OIG breathes new life into gainsharing arrangements
Heath care attorneys say the Department of Health and Human Services’ Office of Inspector General’s (OIG) latest advisory opinion on a potential gainsharing arrangement breathes new life into these hospital-physician agreements roughly 18 months after the OIG appeared to rule out those arrangements.
"We had all pronounced gainsharing dead, and now it has come back to life," says attorney Craig Holden with Ober Kaler in Baltimore.
Holden says the advisory is an about-face from the guidance the OIG issued in July 1999. Then, the OIG claimed federal law prohibits hospitals from paying physicians "to reduce or limit" care to fee-for-service Medicare and Medicaid patients.

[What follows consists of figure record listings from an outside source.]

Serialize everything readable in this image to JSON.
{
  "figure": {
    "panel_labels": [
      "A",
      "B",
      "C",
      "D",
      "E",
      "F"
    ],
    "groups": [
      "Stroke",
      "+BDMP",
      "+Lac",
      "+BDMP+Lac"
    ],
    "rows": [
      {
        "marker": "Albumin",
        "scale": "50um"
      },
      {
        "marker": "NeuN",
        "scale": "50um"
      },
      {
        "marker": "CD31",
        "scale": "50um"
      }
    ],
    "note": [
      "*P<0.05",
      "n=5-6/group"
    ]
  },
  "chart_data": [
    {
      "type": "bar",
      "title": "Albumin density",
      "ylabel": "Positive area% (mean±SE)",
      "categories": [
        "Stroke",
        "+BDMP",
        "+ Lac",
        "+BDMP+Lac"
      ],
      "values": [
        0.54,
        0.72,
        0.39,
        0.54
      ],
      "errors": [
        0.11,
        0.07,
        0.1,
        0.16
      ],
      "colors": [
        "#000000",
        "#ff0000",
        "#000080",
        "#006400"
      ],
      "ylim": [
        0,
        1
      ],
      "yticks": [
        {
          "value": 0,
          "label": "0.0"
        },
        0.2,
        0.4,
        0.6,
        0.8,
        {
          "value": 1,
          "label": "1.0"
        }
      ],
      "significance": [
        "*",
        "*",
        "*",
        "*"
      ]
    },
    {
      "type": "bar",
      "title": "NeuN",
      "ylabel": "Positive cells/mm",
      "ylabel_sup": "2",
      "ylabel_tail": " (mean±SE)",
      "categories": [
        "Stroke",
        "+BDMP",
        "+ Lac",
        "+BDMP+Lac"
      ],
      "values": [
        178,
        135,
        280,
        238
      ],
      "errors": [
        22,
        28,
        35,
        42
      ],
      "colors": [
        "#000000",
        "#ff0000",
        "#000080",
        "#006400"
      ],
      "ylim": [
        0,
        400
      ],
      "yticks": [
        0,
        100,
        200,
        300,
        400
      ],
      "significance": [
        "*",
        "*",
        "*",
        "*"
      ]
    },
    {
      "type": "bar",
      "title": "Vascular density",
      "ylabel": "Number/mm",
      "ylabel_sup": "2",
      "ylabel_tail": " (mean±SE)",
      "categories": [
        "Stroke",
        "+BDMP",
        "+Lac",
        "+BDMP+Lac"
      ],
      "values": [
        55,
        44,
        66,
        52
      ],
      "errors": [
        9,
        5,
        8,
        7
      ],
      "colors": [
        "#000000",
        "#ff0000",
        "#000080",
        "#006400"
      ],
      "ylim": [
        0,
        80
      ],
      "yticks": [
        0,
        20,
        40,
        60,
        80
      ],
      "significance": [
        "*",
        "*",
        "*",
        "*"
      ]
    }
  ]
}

In its advisory opinion released Jan. 18, however, the OIG maintains that its decision not to impose sanctions on the proposed arrangement is an exercise of its "discretion" and is consistent with its earlier special advisory.
"I was surprised when I saw this because, when you go back to the language in the advisory, there was only flexibility in flat-fee arrangements that did not have any effect on care," asserts Stacey Murphy, of Sonnenschein Nath in St. Louis.

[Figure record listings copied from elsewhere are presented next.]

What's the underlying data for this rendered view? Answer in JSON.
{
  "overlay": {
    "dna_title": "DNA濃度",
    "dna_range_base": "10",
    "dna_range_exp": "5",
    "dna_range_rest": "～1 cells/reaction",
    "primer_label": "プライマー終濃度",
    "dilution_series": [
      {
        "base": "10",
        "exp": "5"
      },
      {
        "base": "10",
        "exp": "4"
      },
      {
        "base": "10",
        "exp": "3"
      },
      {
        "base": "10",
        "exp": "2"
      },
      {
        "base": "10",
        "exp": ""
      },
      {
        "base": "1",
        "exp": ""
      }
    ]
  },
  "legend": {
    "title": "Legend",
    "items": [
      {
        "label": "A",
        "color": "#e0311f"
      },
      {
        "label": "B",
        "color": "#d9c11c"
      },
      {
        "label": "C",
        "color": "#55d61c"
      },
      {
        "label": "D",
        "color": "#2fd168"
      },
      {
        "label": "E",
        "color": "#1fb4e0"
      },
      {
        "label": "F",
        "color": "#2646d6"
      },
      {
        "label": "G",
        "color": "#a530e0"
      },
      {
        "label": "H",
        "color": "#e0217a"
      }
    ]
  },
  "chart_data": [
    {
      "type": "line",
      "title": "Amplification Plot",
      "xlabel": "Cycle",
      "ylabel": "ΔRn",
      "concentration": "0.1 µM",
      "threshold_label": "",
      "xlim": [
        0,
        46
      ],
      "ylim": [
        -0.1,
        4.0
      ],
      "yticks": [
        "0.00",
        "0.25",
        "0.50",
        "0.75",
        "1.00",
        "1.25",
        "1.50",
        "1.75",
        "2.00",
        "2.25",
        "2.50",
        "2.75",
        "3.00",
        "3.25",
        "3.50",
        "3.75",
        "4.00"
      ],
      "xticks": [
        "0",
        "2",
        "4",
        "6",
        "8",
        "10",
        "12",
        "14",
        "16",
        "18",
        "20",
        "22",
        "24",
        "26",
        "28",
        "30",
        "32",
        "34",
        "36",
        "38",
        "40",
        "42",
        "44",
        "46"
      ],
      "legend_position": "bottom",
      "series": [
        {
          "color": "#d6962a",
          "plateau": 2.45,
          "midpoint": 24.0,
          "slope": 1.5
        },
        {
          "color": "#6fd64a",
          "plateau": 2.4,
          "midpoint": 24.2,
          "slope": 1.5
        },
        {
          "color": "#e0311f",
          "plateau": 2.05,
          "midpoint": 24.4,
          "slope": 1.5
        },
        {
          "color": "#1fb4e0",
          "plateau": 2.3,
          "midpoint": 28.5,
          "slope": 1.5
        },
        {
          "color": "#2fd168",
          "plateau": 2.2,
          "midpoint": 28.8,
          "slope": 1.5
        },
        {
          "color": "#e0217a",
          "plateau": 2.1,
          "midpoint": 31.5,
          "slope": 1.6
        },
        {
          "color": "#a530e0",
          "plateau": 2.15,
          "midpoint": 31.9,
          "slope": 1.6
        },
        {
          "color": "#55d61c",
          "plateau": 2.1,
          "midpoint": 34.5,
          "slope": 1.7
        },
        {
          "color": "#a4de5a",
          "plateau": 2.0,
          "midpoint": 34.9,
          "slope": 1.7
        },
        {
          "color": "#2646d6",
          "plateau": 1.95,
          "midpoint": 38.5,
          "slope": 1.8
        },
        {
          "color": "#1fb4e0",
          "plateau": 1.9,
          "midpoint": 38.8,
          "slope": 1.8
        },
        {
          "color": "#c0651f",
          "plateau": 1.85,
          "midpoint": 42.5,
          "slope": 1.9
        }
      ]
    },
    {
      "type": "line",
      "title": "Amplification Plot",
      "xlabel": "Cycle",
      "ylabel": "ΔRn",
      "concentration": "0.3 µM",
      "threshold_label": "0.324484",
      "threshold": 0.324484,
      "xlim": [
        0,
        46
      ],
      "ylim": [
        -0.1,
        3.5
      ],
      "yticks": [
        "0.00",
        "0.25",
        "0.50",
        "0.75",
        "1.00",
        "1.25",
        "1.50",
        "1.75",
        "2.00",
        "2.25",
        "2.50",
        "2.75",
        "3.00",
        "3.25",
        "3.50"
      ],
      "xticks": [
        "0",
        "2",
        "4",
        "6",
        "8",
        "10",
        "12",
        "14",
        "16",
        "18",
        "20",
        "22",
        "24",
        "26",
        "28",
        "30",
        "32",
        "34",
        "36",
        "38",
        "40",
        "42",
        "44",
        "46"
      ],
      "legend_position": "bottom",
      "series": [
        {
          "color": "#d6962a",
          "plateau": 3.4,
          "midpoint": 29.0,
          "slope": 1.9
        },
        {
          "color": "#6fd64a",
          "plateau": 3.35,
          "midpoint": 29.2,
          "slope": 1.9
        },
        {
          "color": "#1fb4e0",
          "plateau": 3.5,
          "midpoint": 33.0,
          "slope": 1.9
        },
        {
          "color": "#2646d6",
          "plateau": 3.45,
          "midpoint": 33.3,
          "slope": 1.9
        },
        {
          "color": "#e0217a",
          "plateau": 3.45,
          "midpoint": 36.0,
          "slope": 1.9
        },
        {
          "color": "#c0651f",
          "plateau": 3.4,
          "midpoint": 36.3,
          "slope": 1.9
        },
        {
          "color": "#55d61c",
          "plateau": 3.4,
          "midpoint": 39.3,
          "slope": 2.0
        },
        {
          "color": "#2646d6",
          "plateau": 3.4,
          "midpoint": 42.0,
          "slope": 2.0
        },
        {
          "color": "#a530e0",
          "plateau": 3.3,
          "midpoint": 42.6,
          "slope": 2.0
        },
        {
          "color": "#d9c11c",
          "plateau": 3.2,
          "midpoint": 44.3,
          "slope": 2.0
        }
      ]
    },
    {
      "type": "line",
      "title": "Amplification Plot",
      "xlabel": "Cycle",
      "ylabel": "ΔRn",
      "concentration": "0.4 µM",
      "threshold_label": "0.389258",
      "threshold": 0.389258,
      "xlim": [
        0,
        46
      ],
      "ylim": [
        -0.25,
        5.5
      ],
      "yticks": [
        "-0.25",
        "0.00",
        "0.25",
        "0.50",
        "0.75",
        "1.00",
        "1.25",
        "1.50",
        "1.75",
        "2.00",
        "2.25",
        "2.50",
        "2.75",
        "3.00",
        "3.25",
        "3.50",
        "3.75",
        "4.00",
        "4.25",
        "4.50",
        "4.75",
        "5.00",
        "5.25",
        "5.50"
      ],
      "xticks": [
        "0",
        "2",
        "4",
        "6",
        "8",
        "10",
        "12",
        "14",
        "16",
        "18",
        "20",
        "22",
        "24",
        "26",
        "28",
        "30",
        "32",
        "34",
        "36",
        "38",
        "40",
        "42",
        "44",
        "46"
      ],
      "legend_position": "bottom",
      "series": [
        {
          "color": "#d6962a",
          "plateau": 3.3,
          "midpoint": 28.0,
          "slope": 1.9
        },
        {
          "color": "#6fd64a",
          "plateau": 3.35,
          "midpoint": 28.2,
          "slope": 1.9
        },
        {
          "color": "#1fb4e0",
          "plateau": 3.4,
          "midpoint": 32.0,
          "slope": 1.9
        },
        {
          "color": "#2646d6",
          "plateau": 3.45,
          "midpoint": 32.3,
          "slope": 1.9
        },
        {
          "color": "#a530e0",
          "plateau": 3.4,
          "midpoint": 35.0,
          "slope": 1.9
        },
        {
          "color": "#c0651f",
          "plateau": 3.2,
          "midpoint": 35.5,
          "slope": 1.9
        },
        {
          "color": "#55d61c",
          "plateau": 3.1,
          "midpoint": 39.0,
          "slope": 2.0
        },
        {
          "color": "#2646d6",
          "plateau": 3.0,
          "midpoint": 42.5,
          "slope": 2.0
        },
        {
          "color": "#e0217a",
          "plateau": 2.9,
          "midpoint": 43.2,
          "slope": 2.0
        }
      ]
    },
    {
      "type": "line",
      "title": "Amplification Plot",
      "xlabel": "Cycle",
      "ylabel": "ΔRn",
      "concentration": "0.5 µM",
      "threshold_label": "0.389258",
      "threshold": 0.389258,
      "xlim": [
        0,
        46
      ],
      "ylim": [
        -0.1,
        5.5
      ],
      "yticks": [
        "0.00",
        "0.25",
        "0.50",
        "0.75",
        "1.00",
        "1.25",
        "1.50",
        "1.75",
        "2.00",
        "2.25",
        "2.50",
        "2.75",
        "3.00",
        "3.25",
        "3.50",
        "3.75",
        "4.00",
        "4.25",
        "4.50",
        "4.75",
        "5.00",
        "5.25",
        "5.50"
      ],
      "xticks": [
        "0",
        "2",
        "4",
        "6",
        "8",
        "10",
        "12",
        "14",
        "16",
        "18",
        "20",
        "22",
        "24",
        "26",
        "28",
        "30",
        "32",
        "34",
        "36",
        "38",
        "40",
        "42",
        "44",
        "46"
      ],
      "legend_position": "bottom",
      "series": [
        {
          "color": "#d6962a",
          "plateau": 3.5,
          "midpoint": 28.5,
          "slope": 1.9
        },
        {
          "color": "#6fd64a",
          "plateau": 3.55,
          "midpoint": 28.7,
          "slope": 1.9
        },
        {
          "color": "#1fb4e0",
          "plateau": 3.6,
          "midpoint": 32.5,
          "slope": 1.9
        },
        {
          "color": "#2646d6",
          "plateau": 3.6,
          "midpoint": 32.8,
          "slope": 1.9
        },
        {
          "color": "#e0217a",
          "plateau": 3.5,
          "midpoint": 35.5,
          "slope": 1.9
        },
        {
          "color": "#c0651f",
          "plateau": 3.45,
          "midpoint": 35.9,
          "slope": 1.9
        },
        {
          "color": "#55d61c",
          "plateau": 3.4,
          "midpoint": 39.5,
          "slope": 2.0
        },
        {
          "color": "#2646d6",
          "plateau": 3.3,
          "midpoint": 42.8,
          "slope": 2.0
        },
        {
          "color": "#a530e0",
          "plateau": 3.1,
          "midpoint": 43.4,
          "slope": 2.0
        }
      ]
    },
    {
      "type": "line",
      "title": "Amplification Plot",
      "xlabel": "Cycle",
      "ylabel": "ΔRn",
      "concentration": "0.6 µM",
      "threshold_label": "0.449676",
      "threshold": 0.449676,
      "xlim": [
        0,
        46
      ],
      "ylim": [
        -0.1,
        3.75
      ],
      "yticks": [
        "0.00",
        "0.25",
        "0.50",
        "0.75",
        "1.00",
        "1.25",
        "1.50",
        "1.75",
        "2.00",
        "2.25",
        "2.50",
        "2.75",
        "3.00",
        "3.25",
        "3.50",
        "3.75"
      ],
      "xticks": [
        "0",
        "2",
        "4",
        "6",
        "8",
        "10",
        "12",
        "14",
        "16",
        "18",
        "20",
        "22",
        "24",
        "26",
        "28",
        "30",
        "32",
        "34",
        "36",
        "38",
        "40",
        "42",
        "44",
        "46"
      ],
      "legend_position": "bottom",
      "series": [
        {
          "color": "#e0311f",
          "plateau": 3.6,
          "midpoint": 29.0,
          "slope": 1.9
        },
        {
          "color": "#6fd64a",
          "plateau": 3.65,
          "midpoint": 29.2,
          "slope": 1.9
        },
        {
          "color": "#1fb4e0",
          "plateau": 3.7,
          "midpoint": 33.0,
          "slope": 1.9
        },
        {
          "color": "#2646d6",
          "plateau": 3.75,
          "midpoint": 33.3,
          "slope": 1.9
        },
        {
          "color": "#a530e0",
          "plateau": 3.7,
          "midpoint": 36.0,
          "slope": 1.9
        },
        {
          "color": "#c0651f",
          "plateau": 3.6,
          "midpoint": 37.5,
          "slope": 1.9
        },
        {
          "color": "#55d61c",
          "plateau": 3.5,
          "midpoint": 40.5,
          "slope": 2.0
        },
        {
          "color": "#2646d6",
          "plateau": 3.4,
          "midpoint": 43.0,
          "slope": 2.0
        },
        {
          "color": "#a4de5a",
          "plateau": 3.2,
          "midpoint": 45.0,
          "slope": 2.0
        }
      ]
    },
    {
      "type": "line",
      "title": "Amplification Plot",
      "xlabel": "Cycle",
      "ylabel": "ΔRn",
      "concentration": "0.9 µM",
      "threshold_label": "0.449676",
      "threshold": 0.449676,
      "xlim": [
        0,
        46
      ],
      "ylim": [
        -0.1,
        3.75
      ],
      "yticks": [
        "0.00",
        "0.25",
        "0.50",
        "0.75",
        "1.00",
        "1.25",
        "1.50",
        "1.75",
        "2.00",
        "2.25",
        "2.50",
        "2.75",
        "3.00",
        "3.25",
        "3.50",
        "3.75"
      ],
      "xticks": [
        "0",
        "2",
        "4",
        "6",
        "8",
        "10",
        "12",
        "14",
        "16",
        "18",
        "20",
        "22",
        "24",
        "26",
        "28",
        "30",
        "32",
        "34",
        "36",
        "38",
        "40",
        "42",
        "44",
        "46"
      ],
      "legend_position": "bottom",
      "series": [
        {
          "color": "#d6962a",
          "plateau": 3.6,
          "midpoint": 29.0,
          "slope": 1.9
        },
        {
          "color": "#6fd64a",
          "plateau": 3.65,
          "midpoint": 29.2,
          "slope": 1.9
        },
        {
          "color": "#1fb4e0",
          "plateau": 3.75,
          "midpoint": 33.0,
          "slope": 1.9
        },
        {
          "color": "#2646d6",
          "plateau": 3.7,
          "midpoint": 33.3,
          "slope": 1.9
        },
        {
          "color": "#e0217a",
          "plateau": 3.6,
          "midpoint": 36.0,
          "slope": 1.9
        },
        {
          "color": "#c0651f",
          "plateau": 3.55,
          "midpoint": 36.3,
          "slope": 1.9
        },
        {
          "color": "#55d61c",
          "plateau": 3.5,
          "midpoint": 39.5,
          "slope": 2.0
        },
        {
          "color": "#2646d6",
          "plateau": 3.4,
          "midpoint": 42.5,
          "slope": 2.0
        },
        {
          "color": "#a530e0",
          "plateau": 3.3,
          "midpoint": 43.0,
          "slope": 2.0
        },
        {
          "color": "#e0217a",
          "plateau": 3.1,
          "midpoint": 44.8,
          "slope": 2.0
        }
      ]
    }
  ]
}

Murphy says the OIG opinion seems to hinge on a unique aspect of this arrangement that was not characteristic of arrangements that led to the 1999 advisory. The current arrangement ties specific cost-lowering activities to the cost savings that will be generated and shared with the physicians.

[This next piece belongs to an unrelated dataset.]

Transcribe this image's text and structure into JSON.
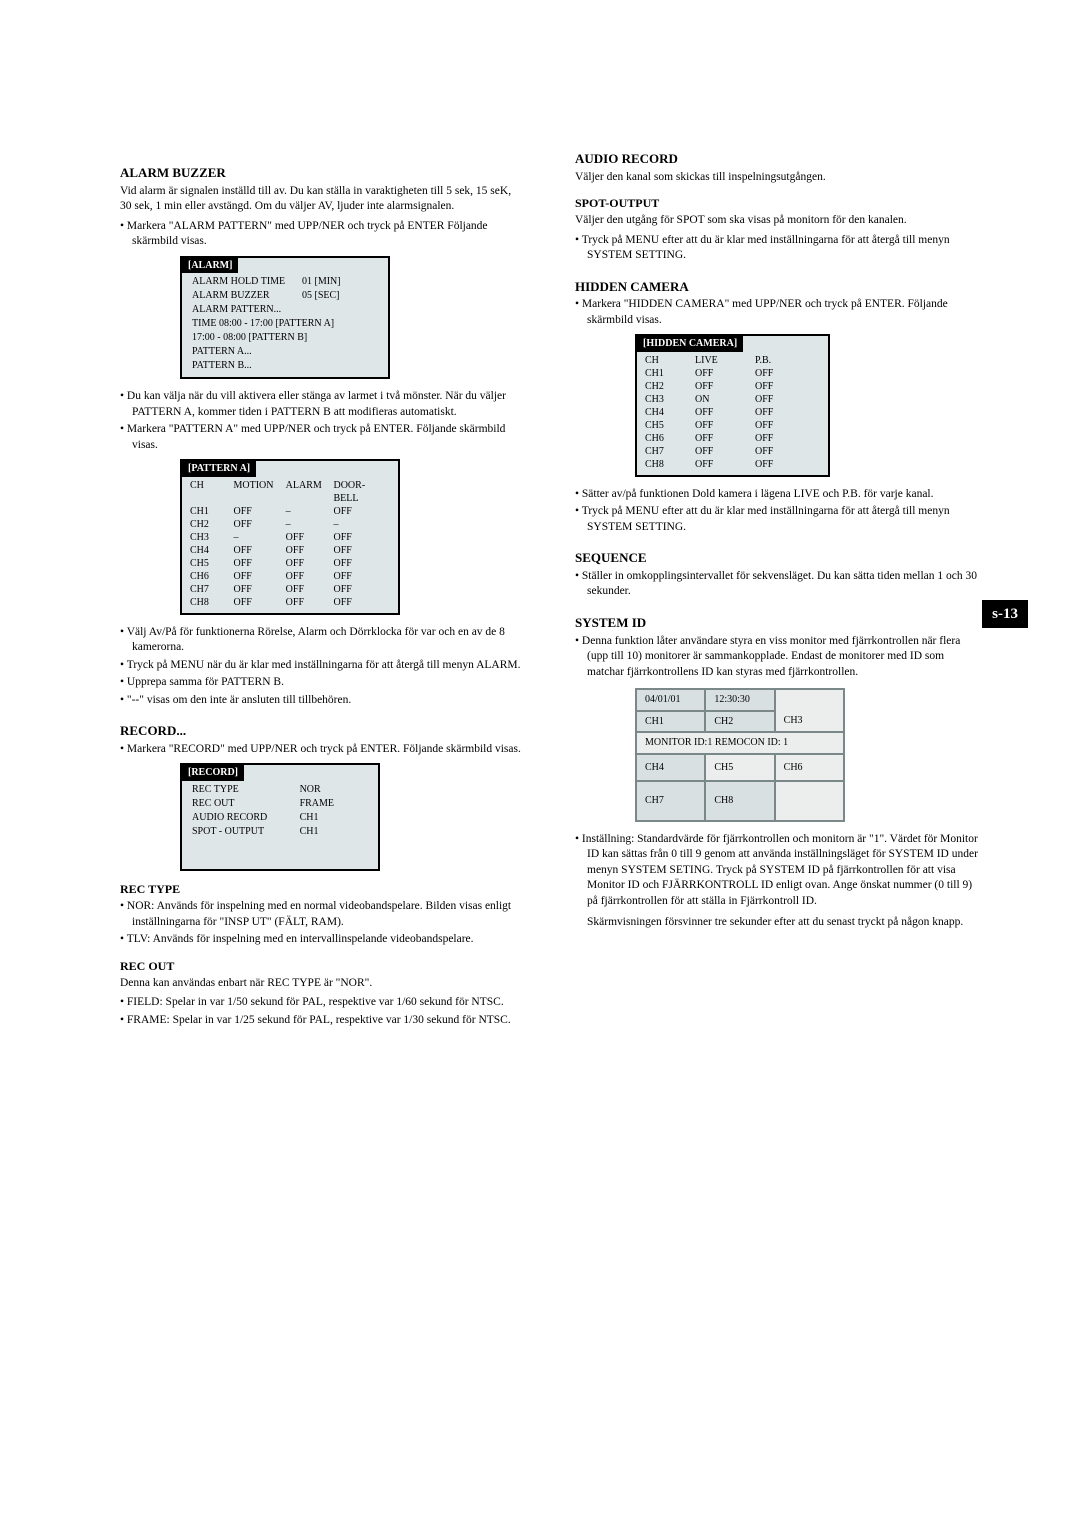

By contrast, some of the earlier arrangements involved a more generalized cost-savings pool and lacked a direct link between the cost-saving activities of the physicians and the actual cost savings that resulted.
"I don’t think this opens the floodgates for gainsharing in the same way providers were thinking of gainsharing two years ago," predicts Murphy. Rather, she says it creates an opportunity for certain plans on a very limited basis where providers can directly track savings in a particular area with a physician initiative.
"I think you are going to see a lot of consultants and others trying to put together focused gainsharing arrangements that have a chance of being approved," predicts Holden.
But Murphy says that when hospitals and physicians dissect this opinion, they will realize that what they can do is fairly limited. "There may be significant opportunity for cost savings on a one-year basis; but beyond that, I wonder if there will be much they can do in terms of cost-sharing arrangements."
OIG spokeswoman Judy Holtz maintains that hospitals should not read too much into the advisory. "When advisory opinions are issued, hospitals try to apply them across the board," she says. "But advisory opinions are issued to the requester, and it only applies to them."
Nevertheless, most attorneys, including Al Shays, of Sonnenschein Nath’s Washington, DC office, argue that the OIG probably overstated its position 18 months ago when it indicated that it had no discretion, and that a case-by-case review would prove unworkable. "That is exactly what they are doing now," he asserts.